Brainwaves, Issue 34, Self-regulation…is not Self-Control!

By | April 23, 2018

Brainwaves is a newsletter designed to create some “brainwaves” within my community of colleagues, friends and clients.

Self-reg…all the rage right now!
Self-regulation seems to be the “rage” right now! Everyone is talking about it in the world of child development … but is it just a fad? Exciting brain research over the past few decades has led to an explosion of information about our brain and behavior. Self-regulation is born from this information. It is here to stay!

Okay, but what does self-regulation mean?
First of all, it is important to understand that self-regulation applies to all of us! …not just children. Adults need to be self-regulated to teach children to be self-regulated!
So, what does it mean? Self-regulation has many definitions but basically it is the ability to recognize the state of our body (eg: calm or tense), understand why we are feeling this way and know how to return to a state of “just right”. Regulated = Just Right for the situation, not too low energy and not too high energy. At work or school, it means feeling that the body and brain are ready to focus or learn. During sports or recess, it means feeling that the body is ready to move and be creative. In team sports, the brain and body is ready to engage and work together.

REMEMBER, children are not born knowing how to self-regulate! So the “self” in “self-regulation” is actually a goal. They first learn how to be regulated by you…the regulated adult. When this happens over and over and over again, a child will eventually learn how to do it for them-“self” (unless there are other biological reasons!)




          …happens over and over again…        SELF-REGULATION!

The Canadian Connection to Self-regulation?

In Canada, The Mehrit Centre are leading the self-regulation movement. They have marketed the term “self-reg” to promote their approach and they have lots of great graphics, and resources for parents and teachers.

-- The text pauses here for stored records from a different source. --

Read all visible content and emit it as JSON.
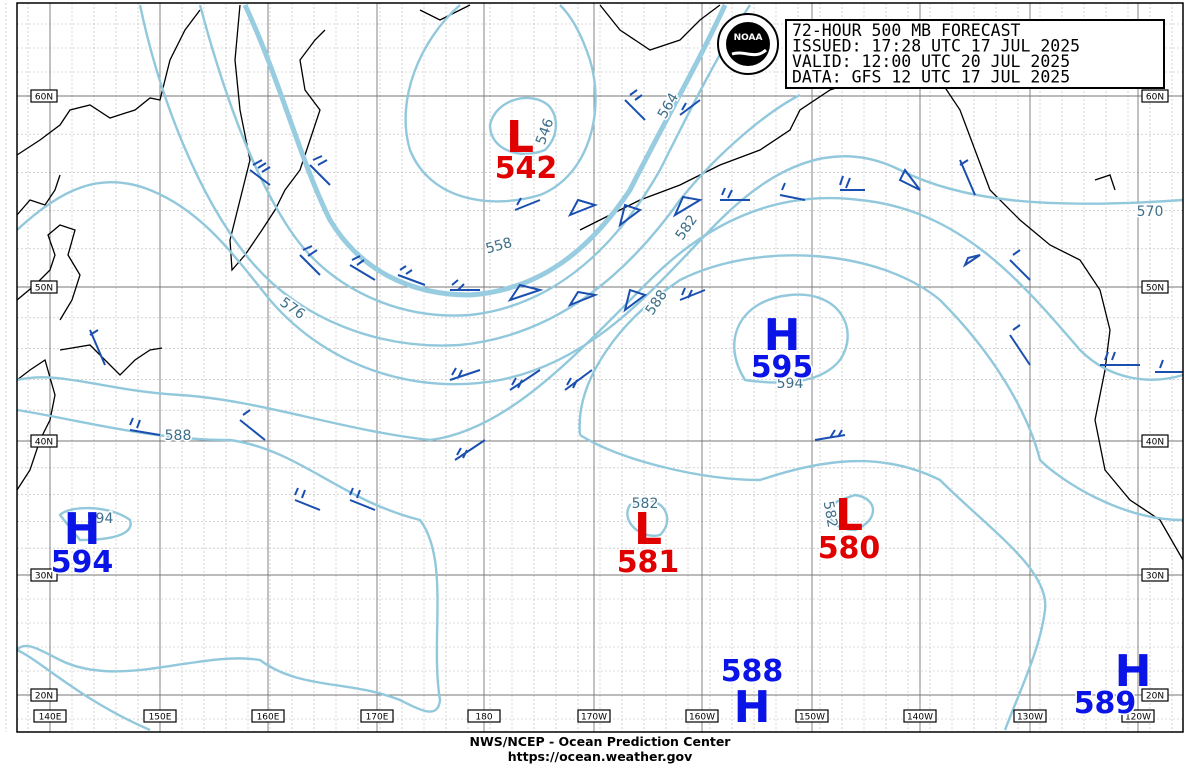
{
  "header": {
    "lines": [
      "72-HOUR 500 MB FORECAST",
      "ISSUED: 17:28 UTC 17 JUL 2025",
      "VALID:  12:00 UTC 20 JUL 2025",
      "DATA:  GFS 12 UTC 17 JUL 2025"
    ]
  },
  "latitude_labels": [
    "60N",
    "50N",
    "40N",
    "30N",
    "20N"
  ],
  "longitude_labels": [
    "140E",
    "150E",
    "160E",
    "170E",
    "180",
    "170W",
    "160W",
    "150W",
    "140W",
    "130W",
    "120W"
  ],
  "centers": [
    {
      "symbol": "L",
      "value": "542"
    },
    {
      "symbol": "H",
      "value": "595"
    },
    {
      "symbol": "H",
      "value": "594"
    },
    {
      "symbol": "L",
      "value": "581"
    },
    {
      "symbol": "L",
      "value": "580"
    },
    {
      "symbol": "H",
      "value": "588"
    },
    {
      "symbol": "H",
      "value": "589"
    }
  ],
  "contour_labels": [
    "546",
    "558",
    "564",
    "576",
    "582",
    "588",
    "594",
    "588",
    "582",
    "582",
    "570",
    "594"
  ],
  "footer": {
    "line1": "NWS/NCEP - Ocean Prediction Center",
    "line2": "https://ocean.weather.gov"
  }
}
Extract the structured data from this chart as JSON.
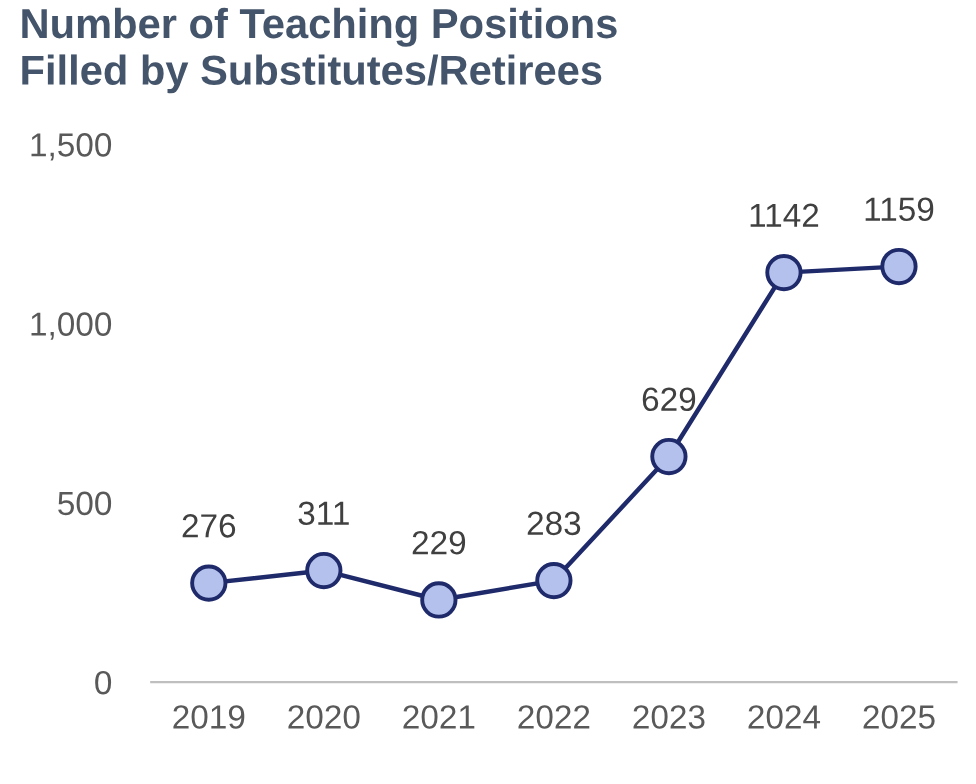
{
  "chart_data": {
    "type": "line",
    "title": "Number of Teaching Positions\nFilled by Substitutes/Retirees",
    "categories": [
      "2019",
      "2020",
      "2021",
      "2022",
      "2023",
      "2024",
      "2025"
    ],
    "series": [
      {
        "color": "#1f2a6b",
        "values": [
          276,
          311,
          229,
          283,
          629,
          1142,
          1159
        ]
      }
    ],
    "ylim": [
      0,
      1500
    ],
    "yticks": [
      0,
      500,
      {
        "value": 1000,
        "label": "1,000"
      },
      {
        "value": 1500,
        "label": "1,500"
      }
    ],
    "marker": "circle",
    "line_style": "solid",
    "data_labels": true,
    "grid": false,
    "legend": false
  }
}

Stress behavior NOT misbehavior!
The first and most important step in learning about self-regulation is understanding that a lot of our behavior (and our children’s) is “stress behavior” and has very little or nothing to do with self-control. We get caught in a “stress loop” and we are not good at recognizing it.

Stress Signals?

 not being able to sleep
 obsessive worrying
 sarcasm, yelling, grouchy comments
 being unable to finish things,
 having a “heavy body”
 being unable to smile
 having racing thoughts or a racing body
 making decisions too quickly
 having accidents

The oldest part of our brain, which helps us survive by detecting danger, reacts to our stress load. If we are “running on empty”, our old brain will use “fight, flight or fright” strategies and we might not even know! …and let’s get one thing straight…this has nothing to do with self-control! In fact, Stuart Shanker claims that having self-regulation is what leads to self-control and not the other way around.

The Problem with a Self-Control Perspective?
Self-control comes from a behavioral perspective that believes that we must use punishment and reward strategies to mold behaviors. This way of thinking began a century ago and, as Stuart Shanker states in his book “Self-Reg”, “These misguided theories have become entrenched in…child rearing….we have come to realize how harmful this outlook can be.”